The U.S. economy sped up in the first quarter. Here’s what GDP data wi…

A sputtering U.S. economy hit the gas pedal in early 2021, fueled by massive federal fiscal stimulus, rising coronavirus vaccinations and a surge in hiring.

Here’s what to watch on Thursday when the government reports gross domestic product for the first quarter.

Speedier growth

Growth in the U.S. economy likely accelerated to an annualized pace of 6.5% in the first three months of 2021, according to economists polled by Dow Jones and The Wall Street Journal. GDP is the sum of all goods and services produced in the U.S., making it the official scorecard of sorts for the economy. The Commerce Department will publish the the data at 8.30 a.m. ET Thursday.

The U.S. expanded at a seemingly fast 4.3% pace in the fourth quarter, but growth flagged toward the end of 2020 after a record explosion of coronavirus cases resulted in renewed restrictions on business and consumer activity.

The U.S. economic rebound began early this year after Americans started to get coronavirus vaccinations in larger numbers. The economy got another big boost from a $1.9 billion of financial aid that was approved in early March.

In normal times, the U.S. economy grows an average of 2% to 2.5% a year. Yet the pandemic has spawned unprecedented ups and downs in the economy.


The government sent out $600 checks in January and $1,400 checks in March to most Americans, so it’s no surprise consumer spending surged in the first quarter. Economists predict outlays jumped almost 10%, compared to just 2.3% in the fourth quarter.

Consumer spending accounts for more than two-thirds of U.S. economic activity and largely explains why the first quarter was so strong.

What also helped were expanded unemployment benefits and a surge in hiring as businesses reopened after lockdowns to combat the pandemic. That put about 1.5 million people back to work in the first quarter.


Companies also got into the act. They hired more people, increased investment and ramped up production in an effort to keep up with rising demand.

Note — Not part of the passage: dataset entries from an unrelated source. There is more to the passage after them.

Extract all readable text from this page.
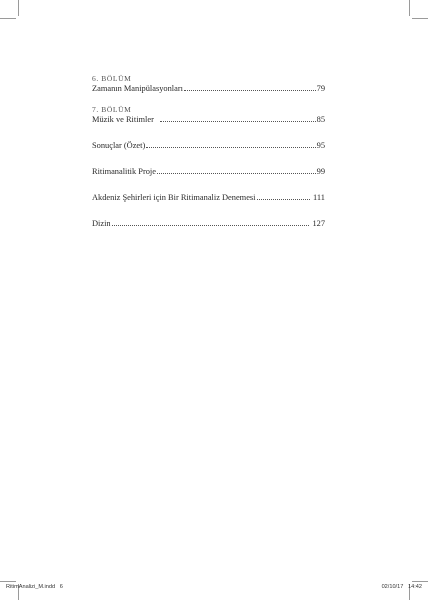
6. BÖLÜM
Zamanın Manipülasyonları	79
7. BÖLÜM
Müzik ve Ritimler	85
Sonuçlar (Özet)	95
Ritimanalitik Proje	99
Akdeniz Şehirleri için Bir Ritimanaliz Denemesi	111
Dizin	127
RitimAnalizi_M.indd   6	02/10/17   14:42
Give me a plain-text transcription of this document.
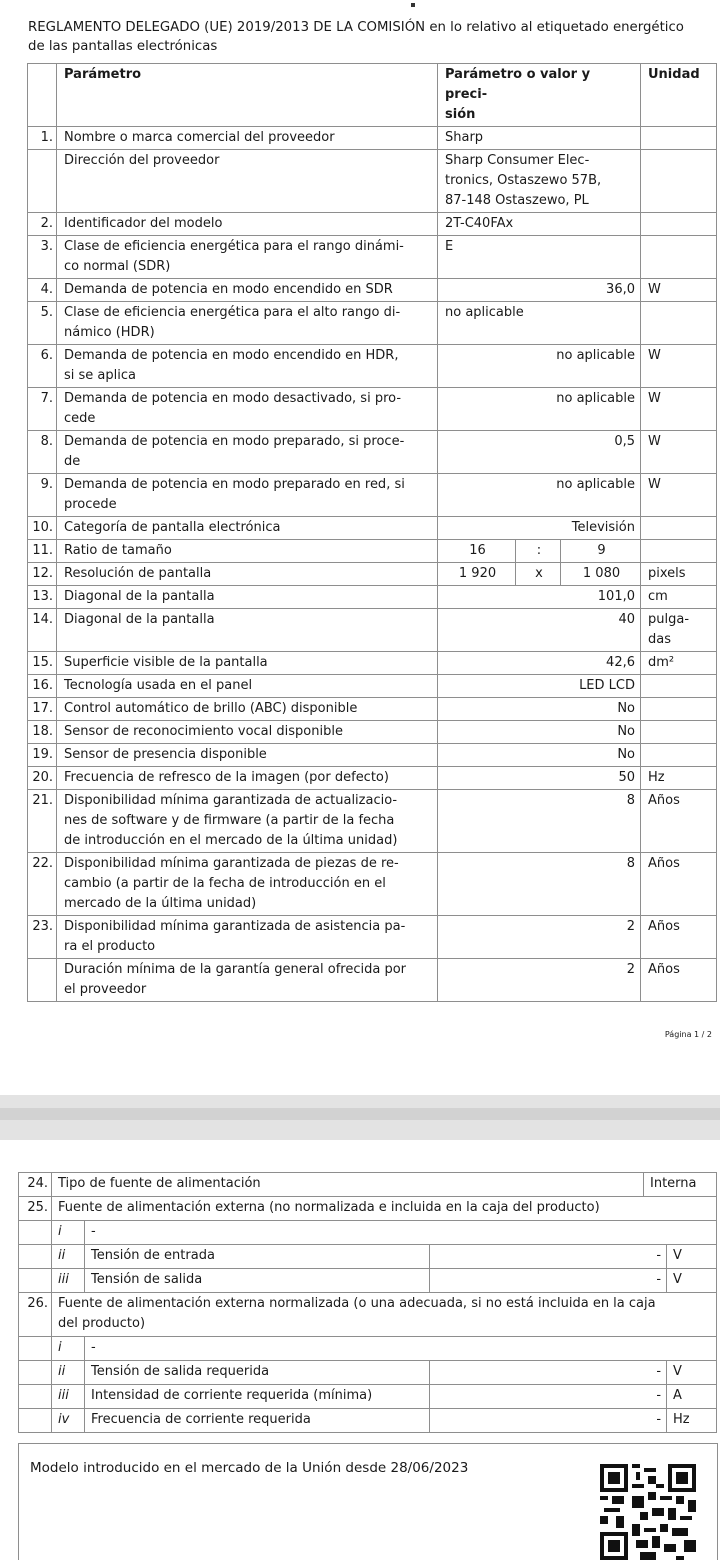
REGLAMENTO DELEGADO (UE) 2019/2013 DE LA COMISIÓN en lo relativo al etiquetado energético
de las pantallas electrónicas
	Parámetro	Parámetro o valor y preci-
sión			Unidad
1.	Nombre o marca comercial del proveedor	Sharp			
	Dirección del proveedor	Sharp Consumer Elec-
tronics, Ostaszewo 57B,
87-148 Ostaszewo, PL			

2.	Identificador del modelo	2T-C40FAx			
3.	Clase de eficiencia energética para el rango dinámi-
co normal (SDR)	E			
4.	Demanda de potencia en modo encendido en SDR	36,0			W
5.	Clase de eficiencia energética para el alto rango di-
námico (HDR)	no aplicable			
6.	Demanda de potencia en modo encendido en HDR,
si se aplica	no aplicable			W
7.	Demanda de potencia en modo desactivado, si pro-
cede	no aplicable			W
8.	Demanda de potencia en modo preparado, si proce-
de	0,5			W
9.	Demanda de potencia en modo preparado en red, si
procede	no aplicable			W
10.	Categoría de pantalla electrónica	Televisión			
11.	Ratio de tamaño	16	:	9	
12.	Resolución de pantalla	1 920	x	1 080	pixels
13.	Diagonal de la pantalla	101,0			cm
14.	Diagonal de la pantalla	40			pulga-
das

15.	Superficie visible de la pantalla	42,6			dm²
16.	Tecnología usada en el panel	LED LCD			
17.	Control automático de brillo (ABC) disponible	No			
18.	Sensor de reconocimiento vocal disponible	No			
19.	Sensor de presencia disponible	No			
20.	Frecuencia de refresco de la imagen (por defecto)	50			Hz
21.	Disponibilidad mínima garantizada de actualizacio-
nes de software y de firmware (a partir de la fecha
de introducción en el mercado de la última unidad)	8			Años
22.	Disponibilidad mínima garantizada de piezas de re-
cambio (a partir de la fecha de introducción en el
mercado de la última unidad)	8			Años
23.	Disponibilidad mínima garantizada de asistencia pa-
ra el producto	2			Años

	Duración mínima de la garantía general ofrecida por
el proveedor	2			Años
Página 1 / 2
24.	Tipo de fuente de alimentación			Interna	
25.	Fuente de alimentación externa (no normalizada e incluida en la caja del producto)				
	i	-			
	ii	Tensión de entrada	-		V
	iii	Tensión de salida	-		V
26.	Fuente de alimentación externa normalizada (o una adecuada, si no está incluida en la caja
del producto)				

	i	-			
	ii	Tensión de salida requerida	-		V
	iii	Intensidad de corriente requerida (mínima)	-		A
	iv	Frecuencia de corriente requerida	-		Hz
Modelo introducido en el mercado de la Unión desde 28/06/2023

Investment in new equipment alone might have topped 9% and the housing market may have been even stronger. Home sales have boomed during the pandemic because of ultra-low interest rates and more people moving out of cities to escape the virus.

The biggest problem facing businesses: Obtaining badly need supplies are reasonable prices.

The cost of most raw or partly finished materials — lumber to take one example — has soared. And a global shortage of semiconductors hurt automakers and other manufacturers that rely on computerization.

Because manufacturers have been unable to keep up with demand, their stocks of unsold goods or inventories likely declined.


A large chunk of government stimulus spending is expected to show up in GDP. Government outlays may have climbed by almost 10%.

It’s not just the federal government’s spending spree, either. State and local spending likely rose as more public schools were reopened.


The biggest downer in first-quarter GDP was the nation’s record international trade deficit. The deficit rose sharply in the first three months of the year.

Read: Soaring U.S. trade deficit hits record high – but there’s a silver lining

There’s a bit of a silver lining, though. The trade deficit has surged because a stronger U.S. economy has allowed Americans to buy more imported goods such as French wine, Japanese cars or Chinese-produced cell phones.

U.S. exports, on the other hand, have suffered from softer demand by major trading partners whose economies are still weak. Europe, for instance, has imposed fresh lockdowns amid a struggle to vaccinate their populations.